Louis Le Meur est né à Clohars-Carnoët (Finistère), le 12 juin 1917, de Joseph, Marie Le Meur, âgé de vingt-huit ans, commerçant et de Marie, Françoise Maoût, âgée de vingt-quatre ans, cultivatrice.  Cet ancien élève du lycée Dupuy-de-Lôme à Lorient est un jeune cycliste prometteur qui participe à de nombreuses courses locales comme le 17 juin 1934, au gala cycliste du Vélo Sports Lorientais au parc des sports de Lorient. Il se présente également la même année à Montlhéry au « Premier pas Dunlop. » En octobre 1938, il passe avec succès le concours d’élève-pilote de carrière de l’armée de l’air et « termine » la guerre avec le grade de sergent-pilote.  Au mois d’août 1940, le réseau « Alliance » est créé afin de fournir des renseignements aux Français-Libres du général de Gaulle à Londres. Soucieux de servir son pays, Louis Le Meur rejoint le réseau comme agent de renseignement, sous le pseudonyme de « Sioux. »  Devant l’efficacité de ce réseau, les Allemands déploient de gros moyens pour le neutraliser.

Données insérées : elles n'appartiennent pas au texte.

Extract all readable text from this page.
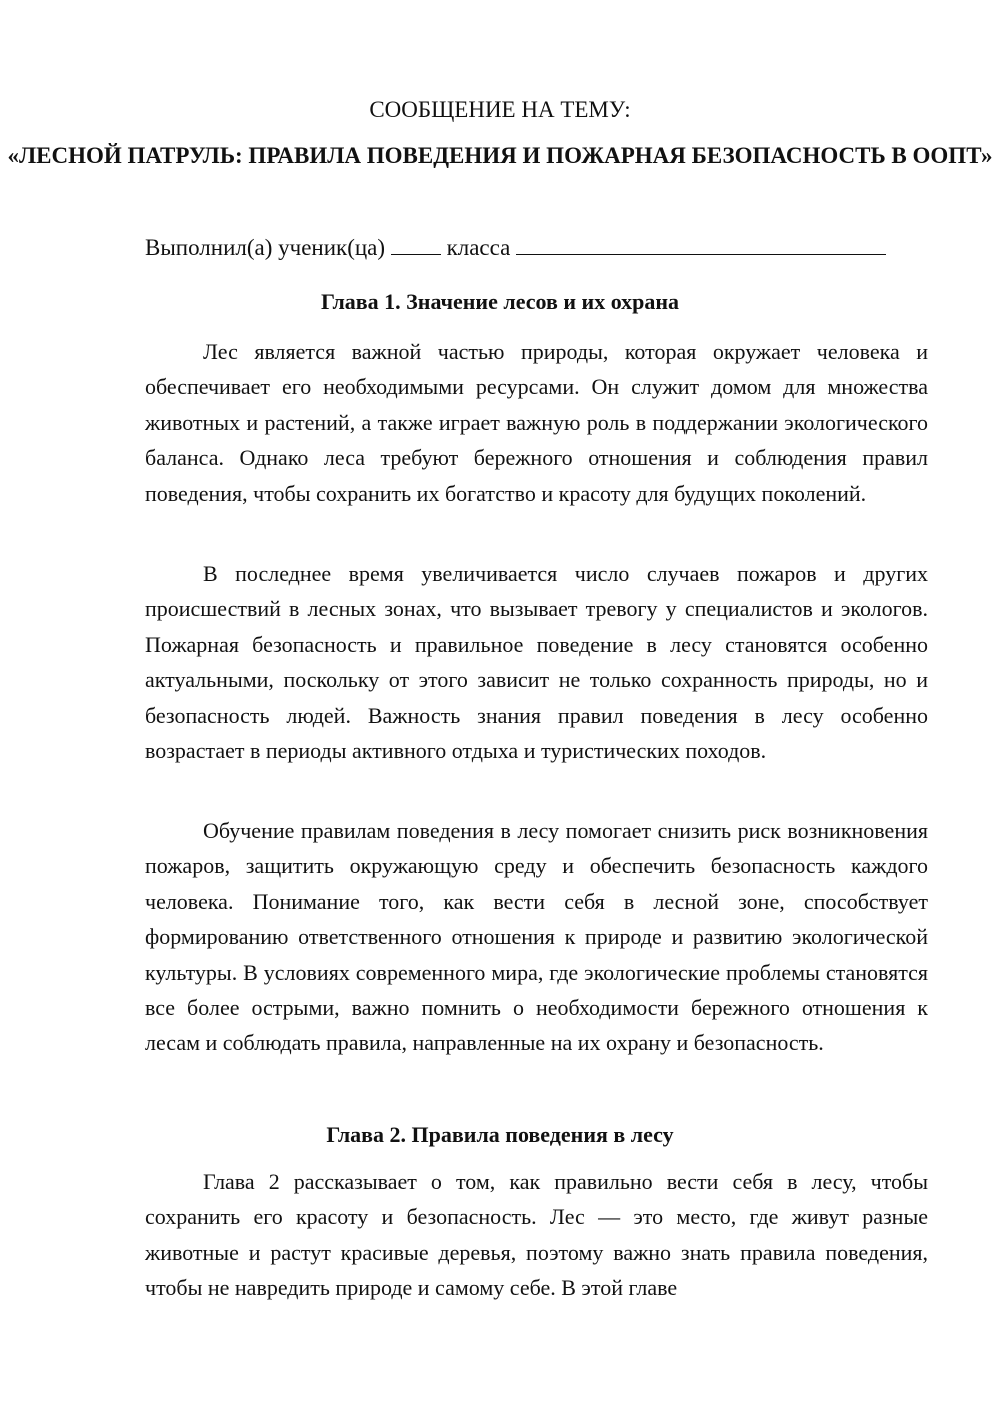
СООБЩЕНИЕ НА ТЕМУ:
«ЛЕСНОЙ ПАТРУЛЬ: ПРАВИЛА ПОВЕДЕНИЯ И ПОЖАРНАЯ БЕЗОПАСНОСТЬ В ООПТ»
Выполнил(а) ученик(ца)	класса
Глава 1. Значение лесов и их охрана

Лес является важной частью природы, которая окружает человека и обеспечивает его необходимыми ресурсами. Он служит домом для множества животных и растений, а также играет важную роль в поддержании экологического баланса. Однако леса требуют бережного отношения и соблюдения правил поведения, чтобы сохранить их богатство и красоту для будущих поколений.

В последнее время увеличивается число случаев пожаров и других происшествий в лесных зонах, что вызывает тревогу у специалистов и экологов. Пожарная безопасность и правильное поведение в лесу становятся особенно актуальными, поскольку от этого зависит не только сохранность природы, но и безопасность людей. Важность знания правил поведения в лесу особенно возрастает в периоды активного отдыха и туристических походов.

Обучение правилам поведения в лесу помогает снизить риск возникновения пожаров, защитить окружающую среду и обеспечить безопасность каждого человека. Понимание того, как вести себя в лесной зоне, способствует формированию ответственного отношения к природе и развитию экологической культуры. В условиях современного мира, где экологические проблемы становятся все более острыми, важно помнить о необходимости бережного отношения к лесам и соблюдать правила, направленные на их охрану и безопасность.

Глава 2. Правила поведения в лесу

Глава 2 рассказывает о том, как правильно вести себя в лесу, чтобы сохранить его красоту и безопасность. Лес — это место, где живут разные животные и растут красивые деревья, поэтому важно знать правила поведения, чтобы не навредить природе и самому себе. В этой главе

Louis Le Meur est arrêté en mars 1944 et le 20 mai, il est déporté « NN » (Nacht und Nebel) au camp de concentration nazi de Schirmeck dans le Bas-Rhin. Caricaturiste de talent, il croque ses compagnons d’infortune permettant par la suite de les identifier. Devant l’avance des Alliés, les 106 membres du réseau Alliance incarcérés à Schirmeck sont transférés sur ordre du Haut commandement de la Wehrmacht, au camp de concentration du Struthof en Alsace et exécutés d’une balle dans la nuque dans la nuit du 1er au 2 septembre 1944. Leurs corps sont incinérés dans le four crématoire du camp1 Parmi les victimes assassinées : le Lorientais Louis Le Meur, « Mort en déportation », le 2 septembre 1944 à l’âge de 27 ans. Son nom figure sur la plaque commémorative dédiée aux 106 membres « du service de renseignements Alliance des Forces Françaises Combattantes qui ont été massacrés dans la nuit du 1er septembre 1944 » apposée au camp de concentration de Natzweiler-Struthof. Le 21 avril 1970, le conseil municipal de Lorient honore sa mémoire en attribuant son nom dans le quartier de Keryado à une rue de la ville. Il habitait 6, rue Beauvais à Lorient.  Mort pour la France.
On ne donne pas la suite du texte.